Another lie. The main problem of systemd is that there's so much to do given the state of Linux init systems, that it's still a fast moving target, too fast for distros. It will stabilise when most of the features are implemented.
Pros:
* Boots fast
Cons:
* When it breaks, you're fucked
* Obsoletes 20-30 years of accepted best practices and knowledge of how to use linux tools
* No real new features
* Is network connected and running as superuser
* Is unaudited
* Is virtually untested
* Was written by a raging moron
* Is completely unneeded by a large section of people who have run linux for a long time
Essentially, it's the Windows 8 of the *nix world
This shows a lot of ignorance on even how a Unix like system works. Init is launched by the kernel, so of course it runs as super user, and no, it's not network connected, not PID 1 at least.
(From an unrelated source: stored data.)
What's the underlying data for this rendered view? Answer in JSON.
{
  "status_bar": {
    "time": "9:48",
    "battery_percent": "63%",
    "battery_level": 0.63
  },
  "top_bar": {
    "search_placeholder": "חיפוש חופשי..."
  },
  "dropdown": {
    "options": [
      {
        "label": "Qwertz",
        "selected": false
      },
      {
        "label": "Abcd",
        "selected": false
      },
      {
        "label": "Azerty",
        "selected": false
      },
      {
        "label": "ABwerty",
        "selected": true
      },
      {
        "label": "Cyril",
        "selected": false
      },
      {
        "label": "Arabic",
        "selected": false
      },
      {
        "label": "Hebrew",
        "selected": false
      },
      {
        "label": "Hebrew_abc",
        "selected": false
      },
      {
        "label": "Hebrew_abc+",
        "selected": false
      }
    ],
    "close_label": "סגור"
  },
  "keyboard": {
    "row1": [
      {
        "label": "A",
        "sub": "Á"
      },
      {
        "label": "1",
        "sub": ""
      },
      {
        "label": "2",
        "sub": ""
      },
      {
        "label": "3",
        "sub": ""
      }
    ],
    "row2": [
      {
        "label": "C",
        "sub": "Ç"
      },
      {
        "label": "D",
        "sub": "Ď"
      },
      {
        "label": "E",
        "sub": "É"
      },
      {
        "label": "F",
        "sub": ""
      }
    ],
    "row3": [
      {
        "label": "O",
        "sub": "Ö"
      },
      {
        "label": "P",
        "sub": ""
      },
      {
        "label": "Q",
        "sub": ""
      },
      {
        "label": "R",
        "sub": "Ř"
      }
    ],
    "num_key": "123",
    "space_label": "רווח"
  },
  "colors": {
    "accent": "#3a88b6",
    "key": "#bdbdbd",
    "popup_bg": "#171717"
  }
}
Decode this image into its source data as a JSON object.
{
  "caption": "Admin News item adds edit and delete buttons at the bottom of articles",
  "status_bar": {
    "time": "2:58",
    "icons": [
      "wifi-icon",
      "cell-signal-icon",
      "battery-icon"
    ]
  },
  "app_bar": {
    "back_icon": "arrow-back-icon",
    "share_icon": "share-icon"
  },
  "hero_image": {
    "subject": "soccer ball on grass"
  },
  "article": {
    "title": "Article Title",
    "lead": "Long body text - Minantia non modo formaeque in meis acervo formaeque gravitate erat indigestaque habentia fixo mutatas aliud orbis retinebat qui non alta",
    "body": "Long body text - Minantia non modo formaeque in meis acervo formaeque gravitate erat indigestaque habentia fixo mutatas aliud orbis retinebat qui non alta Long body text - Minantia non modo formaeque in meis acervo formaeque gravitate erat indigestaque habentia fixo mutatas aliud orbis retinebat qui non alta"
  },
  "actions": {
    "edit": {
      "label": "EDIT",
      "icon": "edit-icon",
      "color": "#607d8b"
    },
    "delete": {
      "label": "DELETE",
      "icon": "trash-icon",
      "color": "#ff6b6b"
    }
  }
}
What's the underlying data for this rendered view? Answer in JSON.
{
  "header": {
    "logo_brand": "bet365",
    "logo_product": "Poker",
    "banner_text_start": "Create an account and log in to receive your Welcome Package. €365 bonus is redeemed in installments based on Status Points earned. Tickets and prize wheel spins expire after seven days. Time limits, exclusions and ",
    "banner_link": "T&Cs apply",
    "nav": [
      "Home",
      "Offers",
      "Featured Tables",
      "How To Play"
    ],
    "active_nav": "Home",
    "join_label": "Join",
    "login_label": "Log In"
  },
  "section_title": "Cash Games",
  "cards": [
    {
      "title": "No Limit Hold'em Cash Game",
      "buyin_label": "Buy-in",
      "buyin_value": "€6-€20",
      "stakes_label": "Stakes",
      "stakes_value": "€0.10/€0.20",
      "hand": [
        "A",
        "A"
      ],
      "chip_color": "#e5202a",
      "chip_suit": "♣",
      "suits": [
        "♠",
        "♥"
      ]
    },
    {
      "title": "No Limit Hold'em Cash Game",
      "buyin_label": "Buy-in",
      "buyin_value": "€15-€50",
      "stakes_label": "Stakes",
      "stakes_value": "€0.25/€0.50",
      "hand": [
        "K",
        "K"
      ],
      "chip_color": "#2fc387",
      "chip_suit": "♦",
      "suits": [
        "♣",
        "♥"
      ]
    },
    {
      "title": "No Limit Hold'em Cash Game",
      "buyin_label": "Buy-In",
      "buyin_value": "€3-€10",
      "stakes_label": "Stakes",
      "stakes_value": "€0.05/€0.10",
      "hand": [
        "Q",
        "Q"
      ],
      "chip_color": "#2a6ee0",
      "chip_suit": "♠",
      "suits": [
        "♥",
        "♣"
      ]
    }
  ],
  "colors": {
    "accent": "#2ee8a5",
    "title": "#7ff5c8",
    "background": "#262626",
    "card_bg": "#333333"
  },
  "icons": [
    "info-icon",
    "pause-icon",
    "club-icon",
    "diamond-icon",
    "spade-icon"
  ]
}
The rest is drivel or nonsense, like it obsoletes 20-30 years of best practices and knowledge, this makes no sense, I can operate my servers with best practices that I couldn't use with sysvinit, and I still use the linux (you mean GNU?) tools the same with systemd.
Executables configuration scripts (init scripts) are not at all best practice, even less when they use configuration files of their own, scattered in several different files, and whose behaviour can be modified by the environment, making for a huge attack surface that can go undetected. That's what you call best practices? And calling people names doesn't make your argument any better.